Dans la 77ème édition du festival, Sorrentino avec son épopée de sentiments de plus en plus sophistiquée est au festival pour la septième fois avec Parthénope.

Les célébrités, Silvio Orlando, Luisa Ranieri, Stefania Sandrelli, Isabella Ferrari, Gary Oldman dans le rôle de l’écrivain John Cheever qui n’a jamais quitté la bouteille, forment le chœur. Au centre, la Celeste Dalla Porta, encore inconnue. Dans la première image, elle sort de l’eau telle une sirène et donne son nom au film, en tant que vierge vestale, tandis que son premier amour embrasse un crucifix.

Naples est le paysage d’une coquille qui rassemble toute la comédie humaine : la mélancolie, la solitude, le désir, dans la jeunesse qui passe et s’en va. Et donc la tromperie et la terreur de la beauté.

Est-ce un film sur le regret ?

«C’est là dans d’autres de mes films, pas ici, même si j’y mets ma jeunesse manquée, rêvée plutôt que vécue. Voici le passage de l’âge. La principale caractéristique de la jeunesse est que la vérité n’en fait pas partie, et si elle se présente, c’est un accident éloigné. Quand on est jeune on est désorienté, on s’abandonne, on fait des discours épiques sur soi, on danse seul. Cette histoire se termine lorsque nous passons, comme le disait Kiergegaard, de la vie esthétique à la vie éthique, c’est-à-dire lorsque nous sommes responsables et devenons ce que nous sommes et ce que nous n’aimons pas. La seule possibilité reste celle de s’émerveiller, comme c’est le cas ici, où l’on suit une fille qui cherche la liberté mais que de mauvais choix la conduisent à la solitude, à son enchantement pour le monde, alors qu’en Une grande beauté c’est le contraire qui s’est produit, c’est un regard désenchanté sur le monde. »

L’intrigue est insaisissable.

« Mon professeur, Antonio Capuano, disait qu’écrire des dialogues, c’est comme jouer du piano à l’oreille : soit on sait comment en jouer, soit on ne le sait pas. Soit vous avez le talent pour écrire, soit vous ne l’avez pas. Ce film est né du désir de rivaliser avec deux mystères : Naples et les femmes. Pendant une longue période, ils se chevauchent. »

Il a parié sur une actrice inconnue de 26 ans.

« Toi, Milanais, tu as une aptitude pour les accents. Et elle a la capacité d’interpréter aussi bien une jeune de 18 ans que celle de 35 ans, sans recourir à de laborieux artifices.

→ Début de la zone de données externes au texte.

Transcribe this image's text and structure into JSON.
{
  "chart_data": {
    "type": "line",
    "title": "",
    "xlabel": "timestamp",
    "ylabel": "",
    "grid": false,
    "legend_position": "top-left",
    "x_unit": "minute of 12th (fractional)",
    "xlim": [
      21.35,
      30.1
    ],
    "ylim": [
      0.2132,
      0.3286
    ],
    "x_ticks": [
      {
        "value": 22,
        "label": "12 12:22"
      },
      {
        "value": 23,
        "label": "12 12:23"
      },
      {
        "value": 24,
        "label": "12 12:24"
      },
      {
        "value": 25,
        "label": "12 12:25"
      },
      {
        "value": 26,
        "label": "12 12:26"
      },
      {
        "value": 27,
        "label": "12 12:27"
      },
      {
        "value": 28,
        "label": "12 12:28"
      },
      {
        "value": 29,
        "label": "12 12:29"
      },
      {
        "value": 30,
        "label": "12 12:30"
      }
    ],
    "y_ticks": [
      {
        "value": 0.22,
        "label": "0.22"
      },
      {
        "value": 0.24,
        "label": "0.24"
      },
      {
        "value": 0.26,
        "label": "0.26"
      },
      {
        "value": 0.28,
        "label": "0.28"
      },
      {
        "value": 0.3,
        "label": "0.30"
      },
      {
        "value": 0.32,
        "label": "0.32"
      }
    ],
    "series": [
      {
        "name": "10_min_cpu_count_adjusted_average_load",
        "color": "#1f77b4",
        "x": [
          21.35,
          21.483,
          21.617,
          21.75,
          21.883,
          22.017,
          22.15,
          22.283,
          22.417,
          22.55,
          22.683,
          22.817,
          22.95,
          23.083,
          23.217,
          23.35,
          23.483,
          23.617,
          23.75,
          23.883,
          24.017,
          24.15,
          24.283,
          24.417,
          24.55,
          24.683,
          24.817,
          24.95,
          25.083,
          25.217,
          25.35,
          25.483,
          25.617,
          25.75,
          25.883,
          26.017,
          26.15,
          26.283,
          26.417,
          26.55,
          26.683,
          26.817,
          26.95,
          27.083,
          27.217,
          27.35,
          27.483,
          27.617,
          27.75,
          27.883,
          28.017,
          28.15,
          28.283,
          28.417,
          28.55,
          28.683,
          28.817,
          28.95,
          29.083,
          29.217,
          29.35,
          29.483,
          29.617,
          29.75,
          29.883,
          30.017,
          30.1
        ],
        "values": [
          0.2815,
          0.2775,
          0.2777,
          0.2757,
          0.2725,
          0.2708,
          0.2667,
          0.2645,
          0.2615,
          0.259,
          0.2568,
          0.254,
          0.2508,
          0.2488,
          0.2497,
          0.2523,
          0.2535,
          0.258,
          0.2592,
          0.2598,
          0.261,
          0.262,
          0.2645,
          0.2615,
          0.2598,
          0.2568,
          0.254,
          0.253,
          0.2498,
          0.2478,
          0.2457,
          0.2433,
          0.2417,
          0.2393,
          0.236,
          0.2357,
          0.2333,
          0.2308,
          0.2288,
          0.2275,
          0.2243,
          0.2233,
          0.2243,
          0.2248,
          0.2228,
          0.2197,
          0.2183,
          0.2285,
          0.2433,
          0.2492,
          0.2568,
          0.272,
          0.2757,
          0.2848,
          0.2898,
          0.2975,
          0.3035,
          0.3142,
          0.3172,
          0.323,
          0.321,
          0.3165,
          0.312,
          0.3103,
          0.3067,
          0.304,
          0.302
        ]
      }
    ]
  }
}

Il y a une sorte de douleur impénétrable que Stefania Sandrelli a ressentie je la connaissais bien de Pietrangeli”.

Pour la première fois, il place la femme au centre.

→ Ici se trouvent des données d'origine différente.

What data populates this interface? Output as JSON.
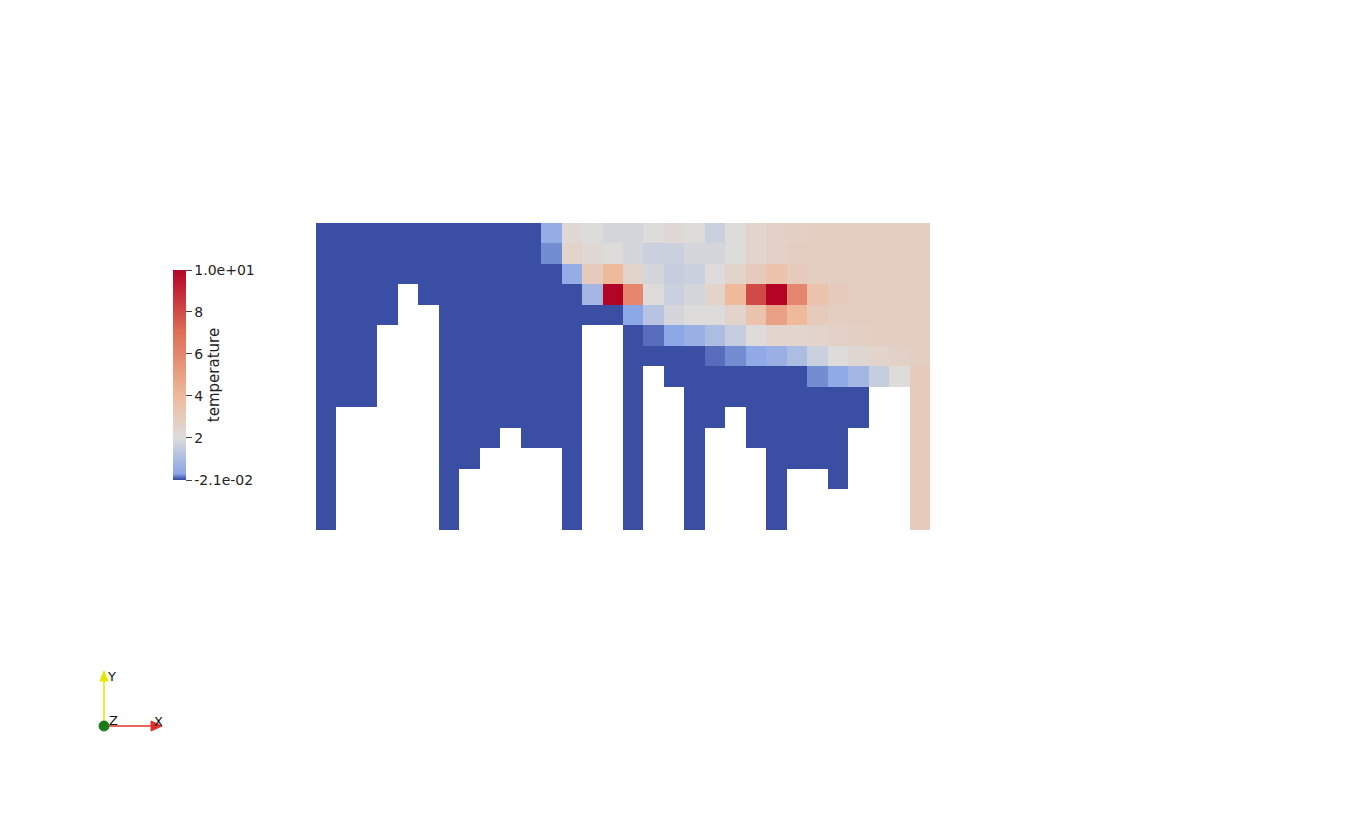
{
  "chart_data": {
    "type": "heatmap",
    "tick_labels": false,
    "z": [
      [
        0,
        0,
        0,
        0,
        0,
        0,
        0,
        0,
        0,
        0,
        0,
        0.5,
        2.2,
        2.0,
        1.8,
        1.8,
        2.0,
        2.2,
        2.0,
        1.6,
        2.0,
        2.4,
        2.6,
        2.7,
        2.8,
        2.8,
        2.8,
        2.8,
        2.8,
        2.8
      ],
      [
        0,
        0,
        0,
        0,
        0,
        0,
        0,
        0,
        0,
        0,
        0,
        0.2,
        2.5,
        2.2,
        2.0,
        1.8,
        1.6,
        1.6,
        1.8,
        1.8,
        2.0,
        2.4,
        2.6,
        2.8,
        2.8,
        2.8,
        2.8,
        2.8,
        2.8,
        2.8
      ],
      [
        0,
        0,
        0,
        0,
        0,
        0,
        0,
        0,
        0,
        0,
        0,
        0,
        0.5,
        3.0,
        4.0,
        2.5,
        1.8,
        1.5,
        1.6,
        2.0,
        2.5,
        3.0,
        3.5,
        3.0,
        2.8,
        2.8,
        2.8,
        2.8,
        2.8,
        2.8
      ],
      [
        0,
        0,
        0,
        0,
        null,
        0,
        0,
        0,
        0,
        0,
        0,
        0,
        0,
        0.8,
        10,
        6,
        2.0,
        1.6,
        1.8,
        2.5,
        4,
        8,
        10,
        6,
        3.5,
        3,
        2.8,
        2.8,
        2.8,
        2.8
      ],
      [
        0,
        0,
        0,
        0,
        null,
        null,
        0,
        0,
        0,
        0,
        0,
        0,
        0,
        0,
        0,
        0.3,
        1.2,
        1.8,
        2.0,
        2.0,
        2.5,
        3.5,
        5,
        4,
        3,
        2.8,
        2.8,
        2.8,
        2.8,
        2.8
      ],
      [
        0,
        0,
        0,
        null,
        null,
        null,
        0,
        0,
        0,
        0,
        0,
        0,
        0,
        null,
        null,
        0,
        0.1,
        0.3,
        0.6,
        1.0,
        1.5,
        2.0,
        2.4,
        2.4,
        2.5,
        2.6,
        2.7,
        2.8,
        2.8,
        2.8
      ],
      [
        0,
        0,
        0,
        null,
        null,
        null,
        0,
        0,
        0,
        0,
        0,
        0,
        0,
        null,
        null,
        0,
        0,
        0,
        0,
        0.1,
        0.2,
        0.4,
        0.6,
        1.0,
        1.6,
        2.0,
        2.3,
        2.5,
        2.6,
        2.8
      ],
      [
        0,
        0,
        0,
        null,
        null,
        null,
        0,
        0,
        0,
        0,
        0,
        0,
        0,
        null,
        null,
        0,
        null,
        0,
        0,
        0,
        0,
        0,
        0,
        0,
        0.2,
        0.4,
        0.8,
        1.5,
        2.0,
        3.0
      ],
      [
        0,
        0,
        0,
        null,
        null,
        null,
        0,
        0,
        0,
        0,
        0,
        0,
        0,
        null,
        null,
        0,
        null,
        null,
        0,
        0,
        0,
        0,
        0,
        0,
        0,
        0,
        0,
        null,
        null,
        3.0
      ],
      [
        0,
        null,
        null,
        null,
        null,
        null,
        0,
        0,
        0,
        0,
        0,
        0,
        0,
        null,
        null,
        0,
        null,
        null,
        0,
        0,
        null,
        0,
        0,
        0,
        0,
        0,
        0,
        null,
        null,
        3.0
      ],
      [
        0,
        null,
        null,
        null,
        null,
        null,
        0,
        0,
        0,
        null,
        0,
        0,
        0,
        null,
        null,
        0,
        null,
        null,
        0,
        null,
        null,
        0,
        0,
        0,
        0,
        0,
        null,
        null,
        null,
        3.0
      ],
      [
        0,
        null,
        null,
        null,
        null,
        null,
        0,
        0,
        null,
        null,
        null,
        null,
        0,
        null,
        null,
        0,
        null,
        null,
        0,
        null,
        null,
        null,
        0,
        0,
        0,
        0,
        null,
        null,
        null,
        3.0
      ],
      [
        0,
        null,
        null,
        null,
        null,
        null,
        0,
        null,
        null,
        null,
        null,
        null,
        0,
        null,
        null,
        0,
        null,
        null,
        0,
        null,
        null,
        null,
        0,
        null,
        null,
        0,
        null,
        null,
        null,
        3.0
      ],
      [
        0,
        null,
        null,
        null,
        null,
        null,
        0,
        null,
        null,
        null,
        null,
        null,
        0,
        null,
        null,
        0,
        null,
        null,
        0,
        null,
        null,
        null,
        0,
        null,
        null,
        null,
        null,
        null,
        null,
        3.0
      ],
      [
        0,
        null,
        null,
        null,
        null,
        null,
        0,
        null,
        null,
        null,
        null,
        null,
        0,
        null,
        null,
        0,
        null,
        null,
        0,
        null,
        null,
        null,
        0,
        null,
        null,
        null,
        null,
        null,
        null,
        3.0
      ]
    ],
    "colorbar": {
      "title": "temperature",
      "zlim": [
        -0.021,
        10
      ],
      "ticks": [
        {
          "value": -0.021,
          "label": "-2.1e-02"
        },
        2,
        4,
        6,
        8,
        {
          "value": 10,
          "label": "1.0e+01"
        }
      ]
    },
    "annotations": [
      "Y",
      "Z",
      "X"
    ]
  }
}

«Le rôle de Parthénope, une aspirante actrice qui, adulte sous le visage de Sandrelli, devient professeur d’université, a été défini au cours du travail. J’ai tout dit à Céleste et le contraire de tout. J’ai essayé de découvrir qui elle était, puisqu’elle était la seule que je ne connaissais pas. Le dire à une femme n’est pas le travail d’un homme. Je souhaitais combiner mon côté féminin avec un personnage féminin sur le thème du passage du temps. Parthénope veut être actrice, les personnages d’Isabella (la diva oubliée qui parle sous un masque) et Luisa (qui critique les clichés dont Naples est victime, et ne fait pas Sophia Loren comme cela pourrait paraître), le sont aussi. Tous deux expliquent ce que signifie vivre avec cette chose informe qu’est le succès.”

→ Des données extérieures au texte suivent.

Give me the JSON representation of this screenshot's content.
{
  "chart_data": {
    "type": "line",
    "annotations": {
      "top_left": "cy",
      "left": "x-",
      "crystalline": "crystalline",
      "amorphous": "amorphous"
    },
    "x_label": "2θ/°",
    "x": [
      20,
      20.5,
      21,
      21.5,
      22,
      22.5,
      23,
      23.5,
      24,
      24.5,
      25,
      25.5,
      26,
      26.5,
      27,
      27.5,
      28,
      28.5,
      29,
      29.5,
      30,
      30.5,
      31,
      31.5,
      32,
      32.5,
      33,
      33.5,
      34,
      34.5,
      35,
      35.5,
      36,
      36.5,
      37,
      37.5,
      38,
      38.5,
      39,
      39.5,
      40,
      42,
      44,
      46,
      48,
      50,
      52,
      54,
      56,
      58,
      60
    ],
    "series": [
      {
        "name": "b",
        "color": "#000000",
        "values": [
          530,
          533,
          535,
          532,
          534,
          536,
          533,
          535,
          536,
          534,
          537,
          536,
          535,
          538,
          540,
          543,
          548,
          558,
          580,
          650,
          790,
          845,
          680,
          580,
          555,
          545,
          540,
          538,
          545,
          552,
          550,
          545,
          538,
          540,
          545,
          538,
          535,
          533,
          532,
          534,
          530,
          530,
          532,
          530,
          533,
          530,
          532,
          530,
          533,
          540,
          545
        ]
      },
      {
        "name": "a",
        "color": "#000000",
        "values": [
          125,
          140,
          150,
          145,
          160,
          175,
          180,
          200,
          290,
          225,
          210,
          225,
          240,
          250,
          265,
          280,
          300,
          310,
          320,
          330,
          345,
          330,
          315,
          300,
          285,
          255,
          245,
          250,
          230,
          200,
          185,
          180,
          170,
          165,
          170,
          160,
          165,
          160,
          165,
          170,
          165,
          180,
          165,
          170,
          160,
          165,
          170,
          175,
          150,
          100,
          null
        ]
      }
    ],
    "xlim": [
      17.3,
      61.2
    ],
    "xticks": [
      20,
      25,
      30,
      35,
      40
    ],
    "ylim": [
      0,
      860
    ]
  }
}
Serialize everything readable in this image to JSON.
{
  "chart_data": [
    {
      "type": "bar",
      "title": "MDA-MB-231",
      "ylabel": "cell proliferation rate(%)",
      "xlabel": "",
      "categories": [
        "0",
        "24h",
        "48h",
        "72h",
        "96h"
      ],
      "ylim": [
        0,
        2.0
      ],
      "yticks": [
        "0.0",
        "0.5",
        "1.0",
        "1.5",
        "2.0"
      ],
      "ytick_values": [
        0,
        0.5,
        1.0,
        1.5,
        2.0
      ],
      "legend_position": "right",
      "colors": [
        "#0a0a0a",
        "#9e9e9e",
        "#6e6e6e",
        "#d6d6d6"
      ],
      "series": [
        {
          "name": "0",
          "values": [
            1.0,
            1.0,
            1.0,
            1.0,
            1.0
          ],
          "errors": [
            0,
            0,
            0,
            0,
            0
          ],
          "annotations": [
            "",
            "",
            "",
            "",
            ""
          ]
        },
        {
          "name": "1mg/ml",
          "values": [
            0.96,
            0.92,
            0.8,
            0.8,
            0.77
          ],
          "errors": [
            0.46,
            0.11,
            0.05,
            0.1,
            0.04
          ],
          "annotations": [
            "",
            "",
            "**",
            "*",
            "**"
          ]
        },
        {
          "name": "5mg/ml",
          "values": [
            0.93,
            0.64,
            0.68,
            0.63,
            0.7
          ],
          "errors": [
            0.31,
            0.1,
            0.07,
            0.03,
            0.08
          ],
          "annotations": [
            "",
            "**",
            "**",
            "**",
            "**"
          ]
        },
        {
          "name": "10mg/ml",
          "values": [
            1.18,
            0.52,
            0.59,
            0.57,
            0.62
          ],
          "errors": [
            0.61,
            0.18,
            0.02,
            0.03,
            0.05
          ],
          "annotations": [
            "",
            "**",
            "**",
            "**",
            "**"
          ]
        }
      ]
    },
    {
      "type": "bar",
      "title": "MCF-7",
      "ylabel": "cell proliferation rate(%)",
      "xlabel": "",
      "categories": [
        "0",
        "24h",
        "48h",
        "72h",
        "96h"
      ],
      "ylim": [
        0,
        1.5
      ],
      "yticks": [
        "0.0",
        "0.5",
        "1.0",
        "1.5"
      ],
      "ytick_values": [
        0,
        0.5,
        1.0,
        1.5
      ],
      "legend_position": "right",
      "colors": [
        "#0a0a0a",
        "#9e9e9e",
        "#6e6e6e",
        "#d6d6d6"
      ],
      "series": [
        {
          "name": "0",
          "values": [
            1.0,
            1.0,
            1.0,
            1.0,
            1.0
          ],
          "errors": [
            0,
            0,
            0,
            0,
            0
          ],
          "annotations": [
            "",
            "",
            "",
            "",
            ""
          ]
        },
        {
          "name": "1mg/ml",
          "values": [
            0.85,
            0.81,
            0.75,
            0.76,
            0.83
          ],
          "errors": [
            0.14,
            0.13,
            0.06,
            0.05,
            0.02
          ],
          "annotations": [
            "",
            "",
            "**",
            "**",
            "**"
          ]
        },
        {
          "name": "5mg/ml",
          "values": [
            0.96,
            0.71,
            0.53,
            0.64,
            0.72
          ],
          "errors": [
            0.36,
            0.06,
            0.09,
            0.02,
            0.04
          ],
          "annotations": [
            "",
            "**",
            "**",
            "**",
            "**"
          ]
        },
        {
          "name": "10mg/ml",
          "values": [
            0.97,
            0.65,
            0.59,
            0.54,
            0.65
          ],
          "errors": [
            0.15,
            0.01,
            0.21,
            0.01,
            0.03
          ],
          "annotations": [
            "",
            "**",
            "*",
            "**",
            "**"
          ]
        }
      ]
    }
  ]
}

Comment est le professeur ?

«Cela nous ramène à la réalité, où tout le reste tend à déborder. Le rôle de Silvio Orlando, figure paternelle, est le rôle narratif. Avec lui, Parthénope découvre la douleur. La douleur et la séduction sont des formes de communication rapide, elles représentent la capacité de sauter des formes, l’appareil insupportable que nous mettons en place chaque jour pour nous dire quelque chose d’intéressant.

Toi, le seul Italien dans la course.

«Je vais bien seul. Je suis heureux et excité, j’ai explosé à Cannes, sans Cannes je n’aurais pas fait tous les films que j’ai faits.”

«C’est une ville libre, dangereuse, elle ne juge jamais, indéfinie, mystérieuse. Comme Parthénope. Les savants disent mieux que moi comment le sacré et le profane se confondent. Je raconte une réalité universelle, je n’ai pas fait le film juste pour les Napolitains. Quand j’ai commencé à les réaliser, je pensais que le premier serait aussi le dernier. C’est un sentiment qui perdure à chaque fois.”

Souhaitez-vous retourner vivre à Naples ?

Il s’arrête pour prendre un cigare, le savoure, le porte à ses lèvres, sent le caractère collant de la question et dit : « J’habite là où dit ma femme.